205 Neuroendocrine pathways and the nutritional control of puberty in heifers

Abstract Approximately 5 million beef heifers enter the U.S. cow herd annually, and their lifetime productivity is heavily-dependent upon their ability to attain puberty and produce a calf by 24 mo of age. However, a significant proportion of heifers within existing U.S. production systems fail to achieve these objectives. Therefore, approaches are needed that facilitate nutritional programming of the reproductive neuroendocrine axis, while minimizing feeding costs and optimizing the consistent establishment of puberty by 14–15 mo of age. Accelerated rates of BW gain during early calfhood, particularly between 4 and 9 mo of age, facilitate pubertal development by programming hypothalamic centers that regulate GnRH secretion. Among the different metabolic hormones, leptin plays a critical role in conveying nutritional information to the brain and controlling pubertal progression. Two hypothalamic neuronal populations that express the orexigenic peptide neuropeptide Y (NPY) and the anorexigenic peptide alpha melanocyte-stimulating hormone (αMSH) are key components of afferent pathways that convey inhibitory (NPY) and excitatory (αMSH) inputs to GnRH neurons. Our studies have demonstrated that short-term increases in dietary energy intake during juvenile development result in epigenetic, structural, and functional modifications in these hypothalamic pathways to promote high-frequency, episodic release of GnRH/LH. However, integrating the foundational knowledge of metabolic imprinting of the brain for early puberty with issues related to lifetime performance is complex. One approach has been to employ a novel stair-step nutritional regimen involving alternating periods of dietary energy-restriction and re-feeding during juvenile development.
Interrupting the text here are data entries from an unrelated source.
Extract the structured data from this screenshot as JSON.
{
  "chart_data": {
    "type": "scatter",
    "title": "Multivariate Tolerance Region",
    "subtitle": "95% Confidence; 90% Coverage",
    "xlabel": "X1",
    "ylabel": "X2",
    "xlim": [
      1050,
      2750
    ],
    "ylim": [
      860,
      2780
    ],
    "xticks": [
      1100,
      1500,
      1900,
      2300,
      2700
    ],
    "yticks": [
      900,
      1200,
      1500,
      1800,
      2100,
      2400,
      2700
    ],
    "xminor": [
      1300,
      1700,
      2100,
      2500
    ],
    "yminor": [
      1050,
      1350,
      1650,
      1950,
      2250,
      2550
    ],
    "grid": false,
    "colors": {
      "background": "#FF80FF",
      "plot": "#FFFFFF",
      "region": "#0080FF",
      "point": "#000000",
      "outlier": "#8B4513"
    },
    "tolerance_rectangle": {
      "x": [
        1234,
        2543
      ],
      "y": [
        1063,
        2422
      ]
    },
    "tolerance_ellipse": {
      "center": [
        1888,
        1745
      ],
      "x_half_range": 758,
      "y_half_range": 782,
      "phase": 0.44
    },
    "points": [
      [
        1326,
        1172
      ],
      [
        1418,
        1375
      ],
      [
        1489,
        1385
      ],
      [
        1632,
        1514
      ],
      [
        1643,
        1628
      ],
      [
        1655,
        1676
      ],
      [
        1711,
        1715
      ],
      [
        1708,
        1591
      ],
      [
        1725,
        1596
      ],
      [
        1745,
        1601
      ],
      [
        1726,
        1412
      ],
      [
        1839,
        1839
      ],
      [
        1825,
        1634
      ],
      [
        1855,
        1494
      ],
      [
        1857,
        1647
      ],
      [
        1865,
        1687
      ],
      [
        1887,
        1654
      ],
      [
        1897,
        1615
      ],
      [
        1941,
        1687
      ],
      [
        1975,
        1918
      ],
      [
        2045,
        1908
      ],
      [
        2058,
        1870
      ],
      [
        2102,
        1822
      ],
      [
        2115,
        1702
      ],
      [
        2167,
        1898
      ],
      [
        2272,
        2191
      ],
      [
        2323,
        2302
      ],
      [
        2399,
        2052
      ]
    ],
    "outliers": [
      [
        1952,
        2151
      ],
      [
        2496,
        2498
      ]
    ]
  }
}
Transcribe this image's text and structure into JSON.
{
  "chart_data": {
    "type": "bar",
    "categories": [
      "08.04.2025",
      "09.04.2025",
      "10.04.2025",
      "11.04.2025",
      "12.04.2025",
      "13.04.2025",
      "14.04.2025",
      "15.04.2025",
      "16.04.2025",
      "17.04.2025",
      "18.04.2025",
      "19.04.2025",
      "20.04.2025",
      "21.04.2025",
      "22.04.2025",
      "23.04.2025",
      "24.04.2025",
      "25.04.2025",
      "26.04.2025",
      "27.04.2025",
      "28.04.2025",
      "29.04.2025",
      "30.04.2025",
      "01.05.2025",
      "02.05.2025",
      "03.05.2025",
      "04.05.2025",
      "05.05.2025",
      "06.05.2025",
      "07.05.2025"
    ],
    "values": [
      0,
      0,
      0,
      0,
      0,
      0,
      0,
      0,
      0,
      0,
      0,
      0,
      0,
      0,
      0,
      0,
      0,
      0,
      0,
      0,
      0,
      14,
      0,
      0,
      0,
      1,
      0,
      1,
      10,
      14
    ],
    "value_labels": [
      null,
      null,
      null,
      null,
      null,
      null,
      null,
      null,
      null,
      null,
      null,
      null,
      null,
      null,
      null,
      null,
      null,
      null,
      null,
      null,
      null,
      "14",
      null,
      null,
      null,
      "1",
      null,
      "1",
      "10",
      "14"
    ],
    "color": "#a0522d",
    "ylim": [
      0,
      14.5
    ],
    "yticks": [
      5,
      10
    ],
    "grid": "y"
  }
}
This approach is designed to support early onset of puberty by imprinting genomic, biochemical and morphologic alterations in the hypothalamus during key periods of brain development while optimizing other aspects of growth and performance. Finally, our recent findings suggest that maternal nutrition during gestation can also induce neuroendocrine changes that are likely to persist long after puberty and influence reproductive performance throughout adulthood in cattle.